Longe vai o tempo em que quando se pensa em Braga a primeira coisa que vem à memória é a escadaria infinita do Bom Jesus. O perfil da cidade tem vindo a mudar a olhos vistos. Braga é hoje não só uma das cidades com mais jovens do país, como de toda a Europa, e tira partido dessa frescura demográfica para se projectar para além da tradição, forjando uma nova identidade em todas as suas dimensões.
Se na academia a Universidade do Minho se tornou numa referência em diversas áreas, o Theatro Circo é um ponto de paragem dos principais circuitos culturais — novos pontos de interesse vão surgindo na conjugação destes factores. “É uma cidade que, desde há muitos anos, nas suas dimensões mais académicas, empresariais e sociais, tem em contraste com a sua história — conservadora e religiosa — abraçado a inovação tecnológica, e isso é notório” — testemunha Luís Fernandes, director artístico do projecto Braga Media Arts.
O evento que em 2022 terá a sua 1ª edição em pleno pretende ser um dos momentos altos desta Braga que se vai estabelecendo à boleia da inovação tecnológica, que inspira outros sectores da sociedade. Com uma programação disruptiva e eclética, o INDEX reflecte a inspiração tecnológica na produção artística — celebrada de igual modo noutros espaços como o GNRation — que valeu à cidade o título de Cidade Criativa para as media arts, atribuido pela UNESCO.

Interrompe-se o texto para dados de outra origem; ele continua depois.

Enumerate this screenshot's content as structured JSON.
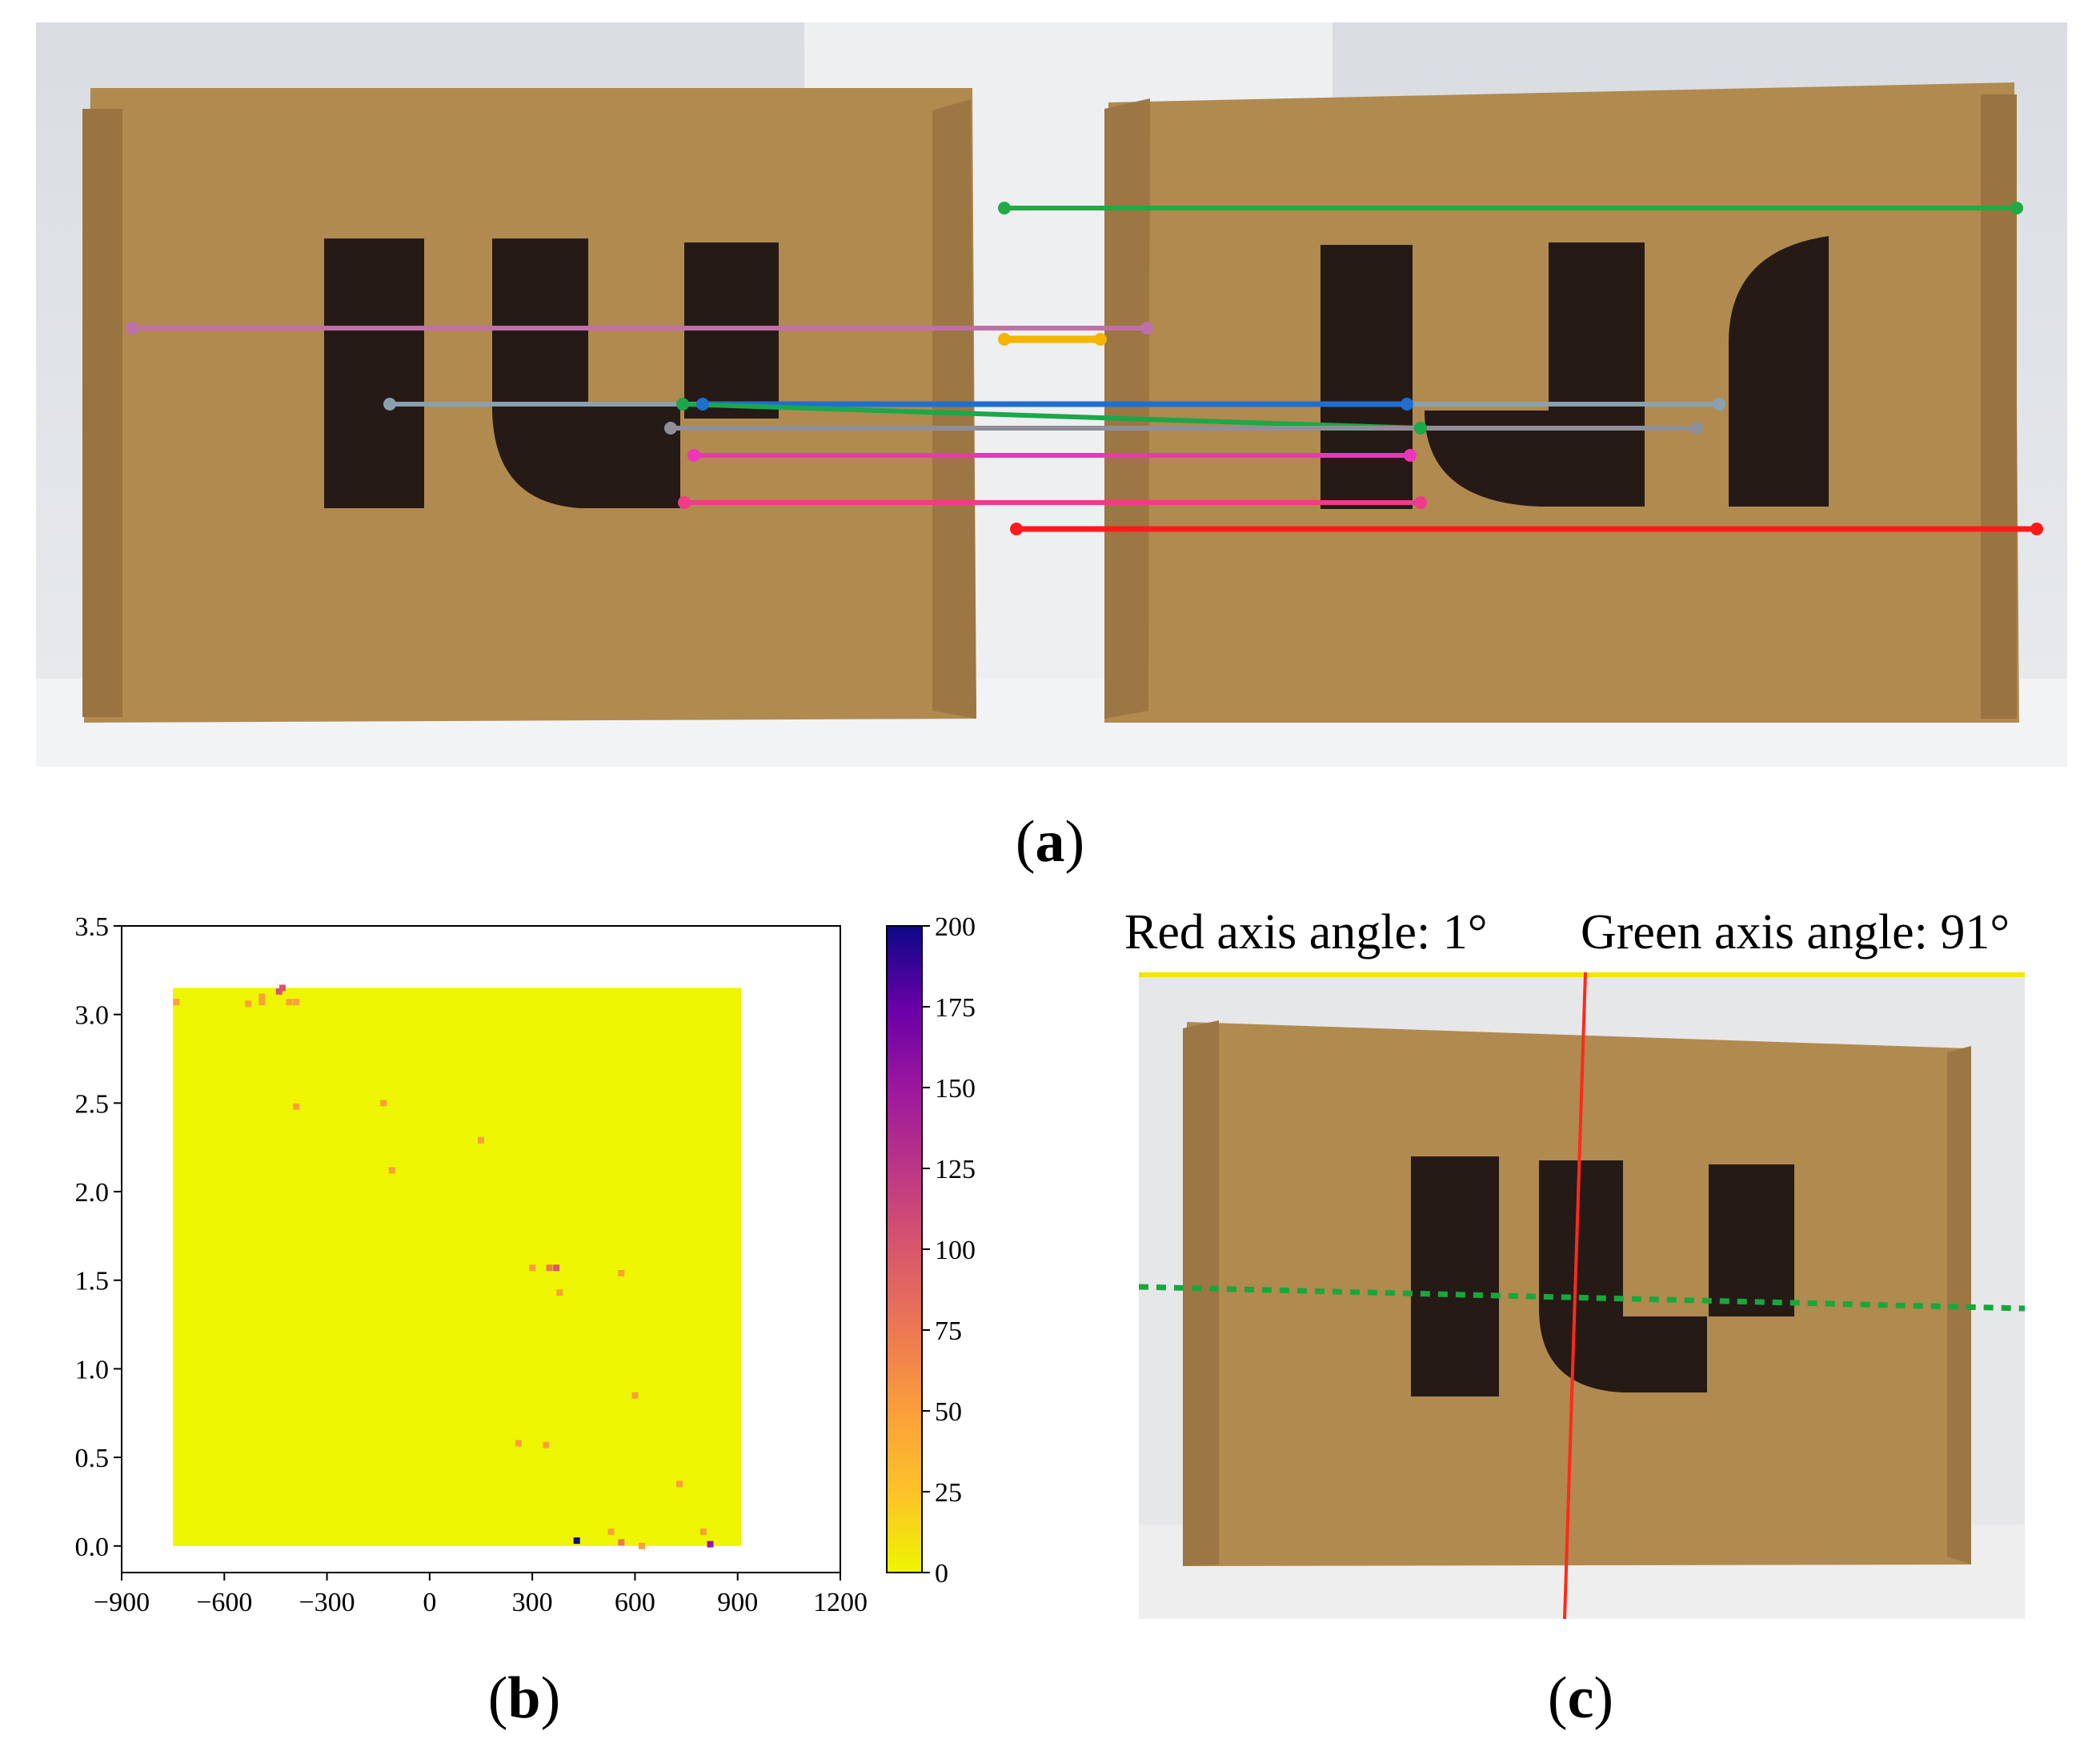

Entre exposições, performances, conferências e workshops, passarão por Braga durante 10 dias grandes nomes da vanguarda da arte e do pensamento contemporâneo, somando um total de mais de 50 actividades. Da performance imersiva de Ryoichi Kurokawa, um dos pontos altos do dia de arranque do evento, até à conferência do conceituado filósofo Bruno Latour, acompanhado de Frédérique Aît-Touati, o programa foi desenhado “com tempo para respirar, para ler, para investigar e para pensar como é que os diferentes eixos programáticos se poderiam relacionar entre si.” Preparado pelo próprio Luís Fernandes, músico, programador cultural e curador, responsável pela bienal INDEX Media Arts, Mariana Pestana, curadora independente e co-fundadora do colectivo The Decorators, e Liliana Coutinho conta com referências internacionais, bem como com um conjunto de portugueses. Entre os nomes nacionais estão Jonathan Saldanha, Tiago Patatas ou João Martinho Moura, artistas que mostram como por cá se tem acompanhado o ritmo de inovação.

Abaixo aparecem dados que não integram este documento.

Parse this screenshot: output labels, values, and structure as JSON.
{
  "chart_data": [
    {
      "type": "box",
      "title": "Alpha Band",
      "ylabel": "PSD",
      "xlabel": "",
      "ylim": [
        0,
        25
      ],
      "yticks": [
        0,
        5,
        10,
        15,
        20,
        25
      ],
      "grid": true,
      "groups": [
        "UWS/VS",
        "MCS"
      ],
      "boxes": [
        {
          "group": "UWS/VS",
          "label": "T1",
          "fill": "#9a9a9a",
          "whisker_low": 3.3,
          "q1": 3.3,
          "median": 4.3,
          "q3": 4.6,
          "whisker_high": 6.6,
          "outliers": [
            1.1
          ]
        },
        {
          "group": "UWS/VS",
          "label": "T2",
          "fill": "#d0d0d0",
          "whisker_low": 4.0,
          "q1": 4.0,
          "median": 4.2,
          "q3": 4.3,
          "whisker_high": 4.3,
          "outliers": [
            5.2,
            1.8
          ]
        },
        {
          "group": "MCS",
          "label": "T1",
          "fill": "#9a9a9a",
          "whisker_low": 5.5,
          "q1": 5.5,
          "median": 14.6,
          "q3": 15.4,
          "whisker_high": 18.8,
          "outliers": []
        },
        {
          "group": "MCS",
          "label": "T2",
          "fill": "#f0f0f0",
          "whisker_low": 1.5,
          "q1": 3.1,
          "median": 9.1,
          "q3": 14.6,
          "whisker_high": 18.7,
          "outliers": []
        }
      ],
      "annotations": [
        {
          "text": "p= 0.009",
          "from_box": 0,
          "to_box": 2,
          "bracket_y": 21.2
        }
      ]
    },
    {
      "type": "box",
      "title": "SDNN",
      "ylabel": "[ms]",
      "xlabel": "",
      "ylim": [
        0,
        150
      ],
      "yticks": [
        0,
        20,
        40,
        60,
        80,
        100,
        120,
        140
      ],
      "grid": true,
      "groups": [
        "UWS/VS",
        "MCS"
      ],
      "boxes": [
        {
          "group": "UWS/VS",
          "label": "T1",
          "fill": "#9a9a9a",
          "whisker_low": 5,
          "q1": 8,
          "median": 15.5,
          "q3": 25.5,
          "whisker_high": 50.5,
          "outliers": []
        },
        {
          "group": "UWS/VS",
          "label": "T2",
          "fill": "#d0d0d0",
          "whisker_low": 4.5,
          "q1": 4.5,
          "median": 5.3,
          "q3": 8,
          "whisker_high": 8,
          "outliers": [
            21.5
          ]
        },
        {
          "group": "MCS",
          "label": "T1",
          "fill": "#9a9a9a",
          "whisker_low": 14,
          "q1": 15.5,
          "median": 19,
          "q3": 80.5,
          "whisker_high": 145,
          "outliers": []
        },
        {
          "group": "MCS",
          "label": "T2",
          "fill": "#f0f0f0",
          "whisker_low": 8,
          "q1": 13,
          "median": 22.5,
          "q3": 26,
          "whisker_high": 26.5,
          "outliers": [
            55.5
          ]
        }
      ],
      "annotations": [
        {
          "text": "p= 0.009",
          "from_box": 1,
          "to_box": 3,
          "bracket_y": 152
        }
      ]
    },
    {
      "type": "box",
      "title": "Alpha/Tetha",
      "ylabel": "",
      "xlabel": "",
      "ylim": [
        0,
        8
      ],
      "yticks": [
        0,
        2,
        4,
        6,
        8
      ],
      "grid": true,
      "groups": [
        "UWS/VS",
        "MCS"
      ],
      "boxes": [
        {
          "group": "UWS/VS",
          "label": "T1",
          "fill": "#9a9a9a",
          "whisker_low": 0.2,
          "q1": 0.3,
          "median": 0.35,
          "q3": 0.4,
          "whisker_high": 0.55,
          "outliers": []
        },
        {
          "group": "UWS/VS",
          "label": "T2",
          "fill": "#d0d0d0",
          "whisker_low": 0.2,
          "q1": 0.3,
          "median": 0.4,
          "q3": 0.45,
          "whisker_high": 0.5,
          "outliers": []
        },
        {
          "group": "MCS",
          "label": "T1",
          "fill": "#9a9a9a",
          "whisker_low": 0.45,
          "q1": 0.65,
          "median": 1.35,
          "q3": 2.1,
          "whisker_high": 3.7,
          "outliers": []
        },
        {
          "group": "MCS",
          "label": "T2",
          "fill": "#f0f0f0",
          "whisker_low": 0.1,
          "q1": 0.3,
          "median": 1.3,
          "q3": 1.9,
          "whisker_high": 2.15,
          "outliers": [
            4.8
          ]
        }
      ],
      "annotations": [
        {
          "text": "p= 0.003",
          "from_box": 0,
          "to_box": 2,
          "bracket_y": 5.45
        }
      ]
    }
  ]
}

E se para programar o festival o tempo permitiu leituras e investigações na busca pelo que de mais interessante se faz por todo o mundo, o desafio posterior é fazer com que o público reconheça esse valor e se entusiasme. “Notamos que há uma certa dificuldade do público — e não só. Há uma dificuldade generalizada em entender a área”, partilha Luís Fernandes que garante que, apesar dessa percepção, isso “não significa que seja uma área menos interessante, com menos potencial ou menos menos fácil de ser percebida pelo público.” A perspectiva com que se olha para a intercepção entre tecnologia e a arte pode, no seu entender, ser um dano colateral de uma tecnologia que se impõe nos dias que correm, deixando pouco espaço para uma experiência heterodoxa das suas potencialidades: aqui como vector para a prática artística ou subtexto para reflexões sobre a contemporaniedade.

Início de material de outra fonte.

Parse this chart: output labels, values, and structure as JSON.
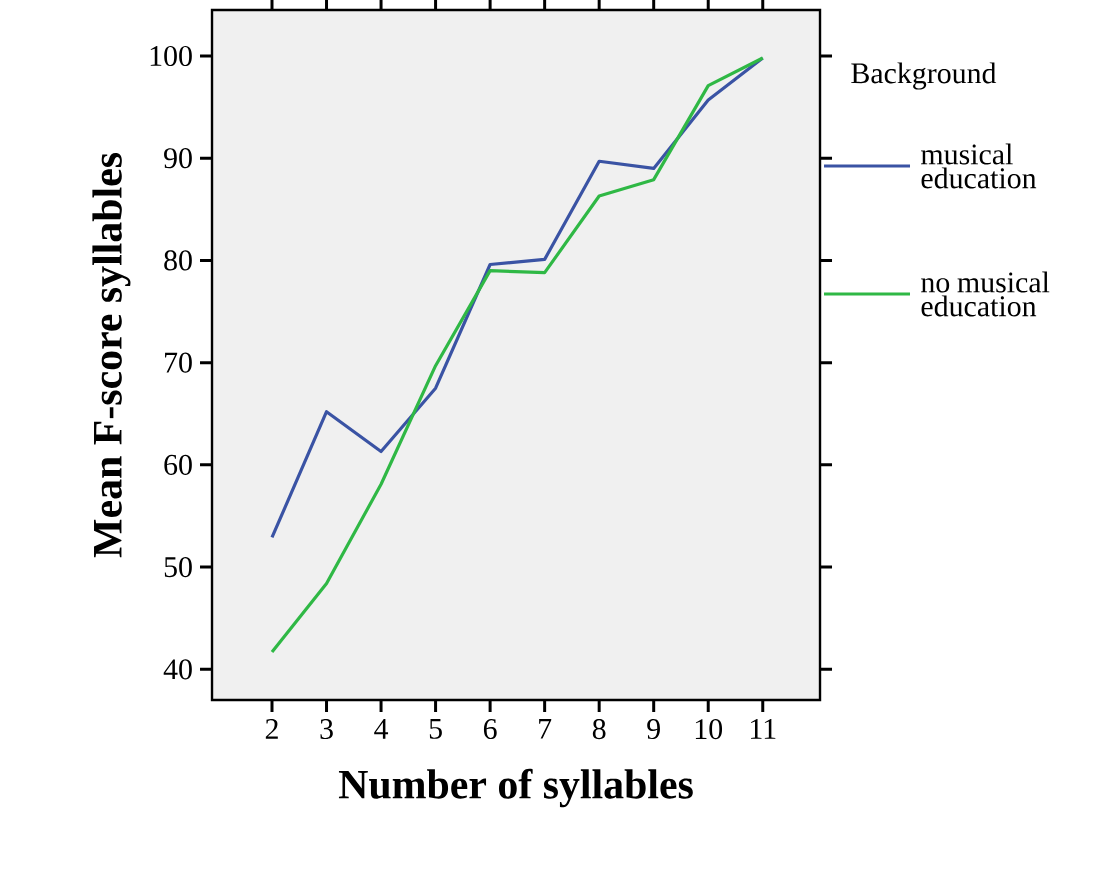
{
  "chart_data": {
    "type": "line",
    "xlabel": "Number of syllables",
    "ylabel": "Mean F-score syllables",
    "legend_title": "Background",
    "legend": "right",
    "grid": false,
    "categories": [
      "2",
      "3",
      "4",
      "5",
      "6",
      "7",
      "8",
      "9",
      "10",
      "11"
    ],
    "ylim": [
      37,
      104.5
    ],
    "yticks": [
      40,
      50,
      60,
      70,
      80,
      90,
      100
    ],
    "series": [
      {
        "name": "musical education",
        "color": "#3a53a4",
        "values": [
          52.9,
          65.2,
          61.3,
          67.5,
          79.6,
          80.1,
          89.7,
          89.0,
          95.7,
          99.8
        ]
      },
      {
        "name": "no musical education",
        "color": "#2fb845",
        "values": [
          41.7,
          48.4,
          58.1,
          69.7,
          79.0,
          78.8,
          86.3,
          87.9,
          97.1,
          99.8
        ]
      }
    ]
  }
}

Para o programador é uma certa visão compartimentada das coisas que perde cada vez mais o seu sentido, e é para aí que o alinhamento do festival aponta. “Hoje em dia, as práticas artísticas utilizam diferentes meios, técnicas de diferentes disciplinas e, portanto, cada vez faz menos sentido falar de segmentações disciplinares”, refere. É isso que acontece num programa dedicado ao tema Superfície, que une design, arquitectura, instalações sonoras, performance — disciplinas do foro artístico — à filosofia e ao pensamento crítico, que aqui se elevam à mesma dimensão. Uma ligação que não é propriamente nova para o programador e que surge com tanta naturalidade como intenção. “Ao apresentar uma bienal ligada à arte e tecnologia, estamos também a promover uma problematização desta área, ou seja, a olhar para esta área a partir de diferentes perspetivas de diferentes ideias” — afirma como que traçando a linha com que se unem todos os pontos de destaque do evento.
Sobre esta questão em concreto — a presença de pensamento ao lado das artes —, Luís Fernandes vai mais longe na sua reflexão e defesa, sublinhando a importância que atribui a esta fusão, e testemunhando uma certa marginalização dos formatos. “Os programas de pensamento crítico e conferências são certamente sub-representados na programação de muitas estruturas culturais, infelizmente. E digo infelizmente porque parece-me fundamental que estruturas, como neste caso o INDEX, que faz parte de uma coletividade maior — que inclui o GNRation e o Theatro Circo com funções programáticas contínuas ao longo do ano — devem cumprir o seu papel enquanto motrizes do pensamento crítico sobre a cultura, sobre a arte, sobre a sua prática que promovem nos diferentes domínios”, diz.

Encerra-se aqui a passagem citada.